Mondadori possède entièrement depuis 2006 le groupe Mondadori France, anciennement appelé « EMAP France »

Slogan en 2006 : "plus d'un français sur deux lit un titre EMAP"

CA 2005 : 440 millions d'euros

Journaux publiés : 40 titres tirés à 200 millions d'exemplaires, dont : Télé star, Télé poche, Auto plus, Auto journal, Top santé, Biba, ADDX, FHM, Sciences et vie, Sciences et vie junior, Sport auto, Modes et travaux, Nous deux, Mixte, Les veillées, Pleine vie, Le chasseur français, L'ami des jardins, La chasse, La pêche et les poissons, Grand gibier, Pêche mouche, Réponses photo, Golf magazine, Bateaux, Diapason, Le cycle, Golf européen, L'officiel du cycle et de la moto, Caméra vidéo et multimédia, Le photographe, La revue du son, Les guides Bel-air, Le film français, Ciné chiffres, Tarif média

Quelques coupures de presse concernant Silvio Berlusconi :

« L'express » du 29/8/1996, article de Renaud Revel

Interview de Michel Drucker : Mais si la pression est devenue à ce point insupportable en si peu de temps, c'est la faute à qui?
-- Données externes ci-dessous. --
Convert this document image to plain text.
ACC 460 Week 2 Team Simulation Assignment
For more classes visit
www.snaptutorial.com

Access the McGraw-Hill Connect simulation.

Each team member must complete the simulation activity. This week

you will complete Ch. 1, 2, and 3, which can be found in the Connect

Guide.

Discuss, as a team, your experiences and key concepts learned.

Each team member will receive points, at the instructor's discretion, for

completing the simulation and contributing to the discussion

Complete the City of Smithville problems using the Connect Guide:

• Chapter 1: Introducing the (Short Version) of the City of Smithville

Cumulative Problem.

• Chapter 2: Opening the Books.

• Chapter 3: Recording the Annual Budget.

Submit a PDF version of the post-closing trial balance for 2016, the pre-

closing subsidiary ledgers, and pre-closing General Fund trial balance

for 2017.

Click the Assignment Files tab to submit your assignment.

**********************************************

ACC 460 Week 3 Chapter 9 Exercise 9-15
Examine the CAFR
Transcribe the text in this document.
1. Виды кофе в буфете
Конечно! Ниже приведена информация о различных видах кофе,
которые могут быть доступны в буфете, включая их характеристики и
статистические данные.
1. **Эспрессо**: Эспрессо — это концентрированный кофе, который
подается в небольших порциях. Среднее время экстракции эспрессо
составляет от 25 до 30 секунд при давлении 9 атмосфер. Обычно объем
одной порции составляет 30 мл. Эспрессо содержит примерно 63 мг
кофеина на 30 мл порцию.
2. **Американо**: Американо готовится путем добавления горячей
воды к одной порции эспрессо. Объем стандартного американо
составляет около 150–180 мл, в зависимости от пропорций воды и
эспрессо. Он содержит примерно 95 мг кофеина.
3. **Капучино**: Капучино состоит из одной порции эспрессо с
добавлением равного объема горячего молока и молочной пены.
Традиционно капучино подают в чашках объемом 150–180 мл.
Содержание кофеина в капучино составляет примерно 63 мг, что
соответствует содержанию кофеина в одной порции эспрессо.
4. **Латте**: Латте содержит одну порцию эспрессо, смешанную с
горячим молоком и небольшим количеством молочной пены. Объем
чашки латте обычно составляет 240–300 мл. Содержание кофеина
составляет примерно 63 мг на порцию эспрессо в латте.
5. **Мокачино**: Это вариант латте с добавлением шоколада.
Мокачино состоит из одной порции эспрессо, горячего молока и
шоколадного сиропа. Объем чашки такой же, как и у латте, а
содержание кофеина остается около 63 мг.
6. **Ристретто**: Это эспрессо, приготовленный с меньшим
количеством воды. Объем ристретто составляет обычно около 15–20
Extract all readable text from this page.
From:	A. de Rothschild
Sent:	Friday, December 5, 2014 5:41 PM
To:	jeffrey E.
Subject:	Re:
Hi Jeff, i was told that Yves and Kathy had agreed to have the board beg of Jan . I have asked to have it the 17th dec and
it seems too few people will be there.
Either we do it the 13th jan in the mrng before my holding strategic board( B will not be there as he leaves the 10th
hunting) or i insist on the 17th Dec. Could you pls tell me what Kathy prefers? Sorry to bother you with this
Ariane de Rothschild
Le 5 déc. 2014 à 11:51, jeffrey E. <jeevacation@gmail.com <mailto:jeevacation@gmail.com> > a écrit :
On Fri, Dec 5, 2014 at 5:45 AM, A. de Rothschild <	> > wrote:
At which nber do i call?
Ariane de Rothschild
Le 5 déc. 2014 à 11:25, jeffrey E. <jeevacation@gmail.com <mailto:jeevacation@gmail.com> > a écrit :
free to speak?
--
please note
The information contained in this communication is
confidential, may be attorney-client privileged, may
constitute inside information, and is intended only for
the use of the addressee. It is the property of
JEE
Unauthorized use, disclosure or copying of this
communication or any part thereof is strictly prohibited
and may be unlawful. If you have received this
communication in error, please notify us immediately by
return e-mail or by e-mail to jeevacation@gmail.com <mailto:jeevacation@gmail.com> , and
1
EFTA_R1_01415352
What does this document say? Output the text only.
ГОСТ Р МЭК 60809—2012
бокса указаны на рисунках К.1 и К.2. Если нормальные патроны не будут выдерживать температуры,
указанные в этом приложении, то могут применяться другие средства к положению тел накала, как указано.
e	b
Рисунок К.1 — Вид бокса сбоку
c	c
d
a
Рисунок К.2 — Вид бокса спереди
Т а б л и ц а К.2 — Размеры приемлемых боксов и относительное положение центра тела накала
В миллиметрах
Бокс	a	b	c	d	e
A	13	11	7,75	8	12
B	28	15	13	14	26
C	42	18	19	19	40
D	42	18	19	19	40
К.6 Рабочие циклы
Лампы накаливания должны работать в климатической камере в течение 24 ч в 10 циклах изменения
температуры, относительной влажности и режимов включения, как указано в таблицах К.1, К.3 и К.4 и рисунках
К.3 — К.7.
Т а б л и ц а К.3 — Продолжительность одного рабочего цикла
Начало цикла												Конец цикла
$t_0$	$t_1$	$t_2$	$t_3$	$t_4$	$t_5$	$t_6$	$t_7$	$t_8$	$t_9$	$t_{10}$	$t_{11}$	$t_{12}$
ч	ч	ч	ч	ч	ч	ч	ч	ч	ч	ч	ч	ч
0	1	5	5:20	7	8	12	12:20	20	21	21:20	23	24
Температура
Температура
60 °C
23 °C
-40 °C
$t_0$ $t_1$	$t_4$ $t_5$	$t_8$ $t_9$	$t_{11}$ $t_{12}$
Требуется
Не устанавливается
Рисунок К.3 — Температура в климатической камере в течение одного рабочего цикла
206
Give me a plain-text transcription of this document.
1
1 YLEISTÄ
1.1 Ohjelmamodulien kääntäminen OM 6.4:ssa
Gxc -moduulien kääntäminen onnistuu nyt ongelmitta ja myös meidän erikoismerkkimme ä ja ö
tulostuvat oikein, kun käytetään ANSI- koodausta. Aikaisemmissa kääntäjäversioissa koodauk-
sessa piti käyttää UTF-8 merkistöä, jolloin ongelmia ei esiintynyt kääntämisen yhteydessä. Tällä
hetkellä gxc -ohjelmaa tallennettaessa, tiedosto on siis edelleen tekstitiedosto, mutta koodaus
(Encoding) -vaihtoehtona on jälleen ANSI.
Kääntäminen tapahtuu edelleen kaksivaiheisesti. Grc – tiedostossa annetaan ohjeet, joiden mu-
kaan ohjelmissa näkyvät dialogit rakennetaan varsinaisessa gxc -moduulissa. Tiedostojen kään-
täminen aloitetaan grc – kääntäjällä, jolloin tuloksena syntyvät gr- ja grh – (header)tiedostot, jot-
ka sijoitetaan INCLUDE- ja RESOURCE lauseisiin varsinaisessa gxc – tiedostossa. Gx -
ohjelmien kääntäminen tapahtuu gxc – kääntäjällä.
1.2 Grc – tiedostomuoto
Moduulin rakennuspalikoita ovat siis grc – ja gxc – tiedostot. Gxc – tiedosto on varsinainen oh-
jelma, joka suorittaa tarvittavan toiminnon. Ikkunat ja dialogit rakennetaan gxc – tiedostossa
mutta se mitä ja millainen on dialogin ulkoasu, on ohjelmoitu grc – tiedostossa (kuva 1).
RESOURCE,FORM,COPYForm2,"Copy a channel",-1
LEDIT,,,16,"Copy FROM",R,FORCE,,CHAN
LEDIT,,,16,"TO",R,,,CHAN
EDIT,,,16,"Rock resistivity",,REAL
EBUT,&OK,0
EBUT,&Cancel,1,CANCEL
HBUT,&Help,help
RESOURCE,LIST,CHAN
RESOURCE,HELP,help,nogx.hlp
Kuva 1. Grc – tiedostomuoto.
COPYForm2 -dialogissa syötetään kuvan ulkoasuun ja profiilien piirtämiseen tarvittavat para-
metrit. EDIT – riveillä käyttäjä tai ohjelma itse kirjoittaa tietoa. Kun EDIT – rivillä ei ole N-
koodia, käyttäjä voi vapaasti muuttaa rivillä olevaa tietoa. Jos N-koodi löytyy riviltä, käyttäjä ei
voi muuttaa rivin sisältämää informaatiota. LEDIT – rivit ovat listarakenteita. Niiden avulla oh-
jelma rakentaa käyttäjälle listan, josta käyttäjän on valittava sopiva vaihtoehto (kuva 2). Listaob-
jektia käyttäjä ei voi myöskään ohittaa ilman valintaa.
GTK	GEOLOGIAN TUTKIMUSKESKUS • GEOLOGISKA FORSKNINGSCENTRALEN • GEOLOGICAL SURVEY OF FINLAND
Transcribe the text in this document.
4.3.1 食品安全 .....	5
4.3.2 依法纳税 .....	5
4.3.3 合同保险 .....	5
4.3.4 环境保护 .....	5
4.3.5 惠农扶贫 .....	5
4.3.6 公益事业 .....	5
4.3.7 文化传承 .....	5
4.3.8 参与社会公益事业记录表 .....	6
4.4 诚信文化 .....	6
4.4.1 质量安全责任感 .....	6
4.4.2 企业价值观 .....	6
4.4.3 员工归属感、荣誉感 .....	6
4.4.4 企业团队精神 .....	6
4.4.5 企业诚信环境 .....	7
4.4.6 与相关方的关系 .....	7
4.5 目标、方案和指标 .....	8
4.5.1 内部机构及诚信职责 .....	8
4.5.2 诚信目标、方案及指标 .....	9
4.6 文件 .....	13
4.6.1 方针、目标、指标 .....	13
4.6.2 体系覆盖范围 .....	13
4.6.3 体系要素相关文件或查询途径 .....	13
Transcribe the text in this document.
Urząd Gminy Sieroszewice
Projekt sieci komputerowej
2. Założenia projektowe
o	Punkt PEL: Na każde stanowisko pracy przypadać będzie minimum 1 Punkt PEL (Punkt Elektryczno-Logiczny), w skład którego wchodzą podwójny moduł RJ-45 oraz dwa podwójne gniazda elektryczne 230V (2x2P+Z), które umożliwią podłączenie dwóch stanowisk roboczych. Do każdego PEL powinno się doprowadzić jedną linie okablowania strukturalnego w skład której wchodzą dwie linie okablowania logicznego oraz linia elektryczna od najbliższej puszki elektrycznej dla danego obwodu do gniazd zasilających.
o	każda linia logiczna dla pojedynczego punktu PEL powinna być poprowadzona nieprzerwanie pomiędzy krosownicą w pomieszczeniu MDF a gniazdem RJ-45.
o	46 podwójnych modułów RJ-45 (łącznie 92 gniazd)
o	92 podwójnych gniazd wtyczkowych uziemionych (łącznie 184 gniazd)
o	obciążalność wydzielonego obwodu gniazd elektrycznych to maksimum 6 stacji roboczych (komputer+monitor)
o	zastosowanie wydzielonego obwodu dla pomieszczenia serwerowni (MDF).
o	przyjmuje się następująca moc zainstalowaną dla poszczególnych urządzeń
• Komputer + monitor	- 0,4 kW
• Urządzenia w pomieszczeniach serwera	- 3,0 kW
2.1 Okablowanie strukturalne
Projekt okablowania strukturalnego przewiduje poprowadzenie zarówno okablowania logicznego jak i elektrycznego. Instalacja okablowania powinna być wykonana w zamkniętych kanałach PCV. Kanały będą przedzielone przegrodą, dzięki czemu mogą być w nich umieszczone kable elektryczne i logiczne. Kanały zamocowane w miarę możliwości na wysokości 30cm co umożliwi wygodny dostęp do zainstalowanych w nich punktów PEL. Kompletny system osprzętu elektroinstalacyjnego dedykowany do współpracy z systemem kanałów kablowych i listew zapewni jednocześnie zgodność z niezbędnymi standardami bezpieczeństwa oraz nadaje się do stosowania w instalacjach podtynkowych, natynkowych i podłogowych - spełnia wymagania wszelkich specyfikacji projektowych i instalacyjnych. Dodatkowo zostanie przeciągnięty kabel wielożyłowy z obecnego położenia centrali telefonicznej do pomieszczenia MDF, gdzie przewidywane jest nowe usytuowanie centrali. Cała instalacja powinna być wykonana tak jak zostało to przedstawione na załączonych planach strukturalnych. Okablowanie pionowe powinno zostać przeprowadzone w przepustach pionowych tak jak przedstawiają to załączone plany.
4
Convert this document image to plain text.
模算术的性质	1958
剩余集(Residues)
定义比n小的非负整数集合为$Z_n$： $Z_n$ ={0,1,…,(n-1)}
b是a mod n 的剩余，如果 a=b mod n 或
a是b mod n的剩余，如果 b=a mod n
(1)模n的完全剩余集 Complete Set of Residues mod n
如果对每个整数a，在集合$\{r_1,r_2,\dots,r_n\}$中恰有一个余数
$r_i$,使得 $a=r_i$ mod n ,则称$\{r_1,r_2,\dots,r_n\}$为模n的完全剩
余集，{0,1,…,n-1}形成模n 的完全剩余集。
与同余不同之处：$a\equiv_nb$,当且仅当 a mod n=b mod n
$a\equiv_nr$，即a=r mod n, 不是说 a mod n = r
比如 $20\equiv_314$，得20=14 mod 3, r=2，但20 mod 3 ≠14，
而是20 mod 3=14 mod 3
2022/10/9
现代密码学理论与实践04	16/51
D'abord à un système né en 1985 et symbolisé par deux hommes: Silvio Berlusconi et Francis Bouygues. Ah, Berlusconi! Je me souviendrai toute ma vie de ma première rencontre avec lui, à Milan: « Michele, m'avait-il dit, est-ce que ta femme aime les manteaux de fourrure? Et toi, veux-tu une Ferrari? » Devant mon peu d'enthousiasme, le Condottiere avait soupiré, puis, tout en me regardant comme un SDF, il avait lâché: « Mais tu t'es vu, Michele, tu vas avoir 42 ans, tu as fait gagner des montagnes d'argent à l'industrie du disque, du cinéma, de la télévision que tu sers depuis vingt ans, et tu n'as rien! »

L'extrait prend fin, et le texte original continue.